342 millions d’euros retirés chaque jour en France

"Déclencher un bank run nécessite d’énormes files d’attentes aux guichets, très honnêtement je pense que la force de frappe des Gilets jaunes est trop faible pour déstabiliser le secteur même à la marge”, juge Christopher Dembik, responsable de la recherche macroéconomique chez Saxo Bank. Selon le Groupement d’intérêt économique des cartes bancaires, une organisation privée réunissant la plupart des établissements financiers français, le montant moyen retiré chaque jour en France est de 342 millions d’euros (chiffres 2017). Pour atteindre un tel montant, cela représente 3.420 euros à retirer pour 100.000 personnes, 1.710 euros pour 200.000 personnes, ou 684 euros pour 500.000 personnes. Pour rappel, 126.000 personnes ont défilé en France en soutien aux Gilets jaunes le 8 décembre, record de la mobilisation pour le ministère de l'Intérieur.

Il faut souligner que la perspective de retirer des grosses sommes est également conditionnée au type de carte bancaire.
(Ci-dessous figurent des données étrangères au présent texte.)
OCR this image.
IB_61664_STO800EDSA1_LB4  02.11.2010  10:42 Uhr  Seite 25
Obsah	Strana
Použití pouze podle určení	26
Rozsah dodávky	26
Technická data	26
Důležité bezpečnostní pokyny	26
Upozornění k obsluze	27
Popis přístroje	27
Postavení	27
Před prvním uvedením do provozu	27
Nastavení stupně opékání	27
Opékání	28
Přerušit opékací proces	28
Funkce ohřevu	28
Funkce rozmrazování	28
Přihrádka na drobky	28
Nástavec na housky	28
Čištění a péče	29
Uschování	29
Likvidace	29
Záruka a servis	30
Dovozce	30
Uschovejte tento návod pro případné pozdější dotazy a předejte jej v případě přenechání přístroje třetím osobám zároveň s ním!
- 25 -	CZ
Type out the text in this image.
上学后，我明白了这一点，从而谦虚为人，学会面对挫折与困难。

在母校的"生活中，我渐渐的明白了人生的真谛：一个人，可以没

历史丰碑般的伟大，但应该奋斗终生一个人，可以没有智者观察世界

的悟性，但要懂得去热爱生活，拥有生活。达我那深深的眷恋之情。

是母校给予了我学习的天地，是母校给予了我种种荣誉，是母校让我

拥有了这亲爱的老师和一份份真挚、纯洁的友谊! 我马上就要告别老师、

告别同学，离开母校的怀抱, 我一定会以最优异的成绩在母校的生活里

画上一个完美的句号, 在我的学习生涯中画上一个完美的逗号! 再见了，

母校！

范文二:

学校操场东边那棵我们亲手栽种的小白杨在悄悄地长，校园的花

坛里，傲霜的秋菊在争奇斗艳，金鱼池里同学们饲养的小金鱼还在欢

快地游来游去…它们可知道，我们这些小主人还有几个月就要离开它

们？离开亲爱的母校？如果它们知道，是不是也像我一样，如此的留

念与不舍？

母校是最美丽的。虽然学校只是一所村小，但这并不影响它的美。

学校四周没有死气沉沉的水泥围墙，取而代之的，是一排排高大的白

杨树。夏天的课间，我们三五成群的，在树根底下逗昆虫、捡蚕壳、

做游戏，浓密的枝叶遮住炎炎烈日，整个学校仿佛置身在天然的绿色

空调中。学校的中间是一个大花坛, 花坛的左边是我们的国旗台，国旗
Les plafonds dépendent des banques, mais ils tournent la plupart du temps entre 300 et 500 euros par jour. Les titulaires de carte premium peuvent espérer retirer autour de 1.500 euros. Ces contraintes limitent les risques, néanmoins les participants au mouvement peuvent augmenter les tensions plus facilement s’ils s’en prennent aux agences du même réseau bancaire.

Il est donc très improbable que l’appel des Gilets jaunes entraîne suffisamment de retraits. Toutefois, il ne faut pas sous-estimer la peur engendrée chez les épargnants exposés à la rumeur. On constate ce type de comportement chez certains automobilistes lorsqu’ils anticipent une pénurie de carburant avant que celle-ci aie lieu. Ils sont alors nombreux à se ruer dans les stations-service et génèrent eux-mêmes la pénurie tant redoutée.

En dernier recours, les autorités financières disposent d’une panoplie d’outils afin d’éviter la panique totale. "Le plus simple est de limiter le montant de retrait par jour et par compte, comme cela a déjà été fait en Grèce par exemple. Éventuellement cela peut s’accompagner d’un contrôle des capitaux. C’est très efficace pour éviter que les banques ne fassent faillite”, souligne Christopher Dembik de Saxo Bank. En cas de faillite avérée, rappelons que les dépôts sont couverts en cas de défaillance d’une banque de l’Union européenne, à hauteur de 100.000 euros maximum par déposant et par établissement.